SmartScopes1304Spec

  • Launchpad entry: desktop-r-smart-scopes

  • Created: 28-01-2013

  • Contributors: sil, luciotorre, mhr3, jonobacon, mhall, cparrino

  • Packages affected: unity

This document covers the ‘Smart Scopes’, ‘100 Scopes’ and ‘Direct Scopes’ features as part of the Online Dash initiative for the 13.04 Ubuntu release.

Release note

Ubuntu will include many new scopes, with many more in the future as part of the "100 Scopes" project. The Dash now gets and contributes information from a central server on which scopes are best able to answer Dash queries, in order to make the Dash home scope maximally useful through community-contributed scopes and usage data. As before, the Dash can be restricted from including any online content or contribution in the Privacy system settings.

Rationale

The driving factors behind the changes are the continual improvement of the Dash as a place for surfacing useful content, whether it’s local or remote, and a desire to take advantage of the amazing work done by contributors in building up a large amount of Scopes for the Dash.

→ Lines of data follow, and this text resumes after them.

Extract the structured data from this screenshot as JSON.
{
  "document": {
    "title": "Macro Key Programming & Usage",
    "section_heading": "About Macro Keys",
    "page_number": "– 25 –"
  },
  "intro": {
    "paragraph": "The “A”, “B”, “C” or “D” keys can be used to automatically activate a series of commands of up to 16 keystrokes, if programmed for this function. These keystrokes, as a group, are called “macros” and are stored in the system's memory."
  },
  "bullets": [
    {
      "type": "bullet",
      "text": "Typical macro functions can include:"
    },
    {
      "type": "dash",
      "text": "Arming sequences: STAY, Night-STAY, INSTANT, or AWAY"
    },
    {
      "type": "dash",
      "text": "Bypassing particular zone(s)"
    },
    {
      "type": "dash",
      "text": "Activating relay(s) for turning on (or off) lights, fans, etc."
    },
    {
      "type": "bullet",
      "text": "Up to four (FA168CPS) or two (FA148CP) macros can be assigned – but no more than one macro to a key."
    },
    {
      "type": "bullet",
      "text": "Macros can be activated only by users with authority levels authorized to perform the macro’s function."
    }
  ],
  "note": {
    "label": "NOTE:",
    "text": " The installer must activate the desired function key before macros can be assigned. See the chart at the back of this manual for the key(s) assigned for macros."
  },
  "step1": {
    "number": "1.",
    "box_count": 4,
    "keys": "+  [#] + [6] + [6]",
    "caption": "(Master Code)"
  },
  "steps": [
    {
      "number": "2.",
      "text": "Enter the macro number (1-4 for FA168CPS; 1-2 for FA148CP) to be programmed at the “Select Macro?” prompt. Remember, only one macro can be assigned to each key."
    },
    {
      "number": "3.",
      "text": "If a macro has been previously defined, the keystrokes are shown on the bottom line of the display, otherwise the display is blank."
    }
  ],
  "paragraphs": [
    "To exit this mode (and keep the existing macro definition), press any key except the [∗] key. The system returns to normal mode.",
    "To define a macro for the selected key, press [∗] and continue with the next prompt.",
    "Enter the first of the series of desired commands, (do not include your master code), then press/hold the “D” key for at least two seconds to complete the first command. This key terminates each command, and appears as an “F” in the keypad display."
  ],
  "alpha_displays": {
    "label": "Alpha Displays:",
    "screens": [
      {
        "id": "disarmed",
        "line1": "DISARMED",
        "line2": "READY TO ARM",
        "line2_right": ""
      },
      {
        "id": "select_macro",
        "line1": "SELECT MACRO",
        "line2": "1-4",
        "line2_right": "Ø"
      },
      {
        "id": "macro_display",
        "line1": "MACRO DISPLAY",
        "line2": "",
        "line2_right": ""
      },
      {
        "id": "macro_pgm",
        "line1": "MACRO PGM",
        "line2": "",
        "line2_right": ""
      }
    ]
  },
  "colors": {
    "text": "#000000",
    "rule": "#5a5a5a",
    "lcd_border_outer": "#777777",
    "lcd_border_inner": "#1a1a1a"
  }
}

The features break down as:

  • Ability for the Home Master Scope to show a mixture of ranked results from the:
    • default scopes
    • some of the installed scopes
    • remote scopes (scopes run on the server)
  • The Dash gathering and posting metrics to the Smart Scopes Service, so we can produce better results for queries.
  • The Smart Scopes Service being able to give ranked list of Scopes to present to the user.

The goal of the 100 Scopes project and of Ubuntu in general is to provide lots and lots of scopes, and there should be lots and lots more in the future for every data source that anyone might want. These scopes should all be in Ubuntu and ready to surface appropriate content in the Dash. The Ubuntu experience would be compromised if all those scopes were running all the time, though; the goal of the Smart Scopes project is to intelligently decide, for a given query, which scopes are likely to be most relevant to that query so that those scopes can be chosen to be started and return results. Users can of course explicitly choose scopes that they want used in the query to override the suggestions from the Smart Scopes service.

The Home Scope, technical detail

The Home Scope will hold the intelligence for communicating with the Smart Scopes Service, the Default Scopes, and the other installed Scopes. From all these sources, the Home Scope will produce the final categories, results and filters for the Home Scope in the Dash.

On Dash open, the scope will open a search session with the Smart Scopes Service. In this session will be information that the service needs to return useful data for the search. In the first cut, the information will be:

  • A randomly generated ID for the session
  • Locale and geographical info
  • Ubuntu version and platform type
  • Difference between the scopes that Ubuntu release shipped with and what’s installed on the system currently (i.e +epicurious -grooveshark).
  • Permanently enabled (pinned) or disabled scopes by the user.

Then, upon the user typing in a search term, the Dash would

  • Send a query to the service containing:
    • the session id (a time UUID)
    • search term
    • state of the filters (added and removed scopes from platform’s default)
    • environment info like user’s platform, geographic info and locale
    • other query specific parameters, like page size
  • Search the Default Scopes straight away, as they usually contain important data (mostly personal or semi-personal), so there is no need to wait for the server round-trip.
  • Scopes can declare search keywords. Searching the Dash for keyword:query (that is: a search keyword, colon, then any search query) will only search scopes declaring that keyword for the query. The Home Scope will not pass this query to the Smart Scopes service, nor pass metrics for it.

The expected data returned from the service would contain:

  • An ordered by importance list of Recommendations (local Scopes for the Dash to search in).
  • A list of remote Scopes that were queried (also ordered by importance), with the results that were received from those remote scopes.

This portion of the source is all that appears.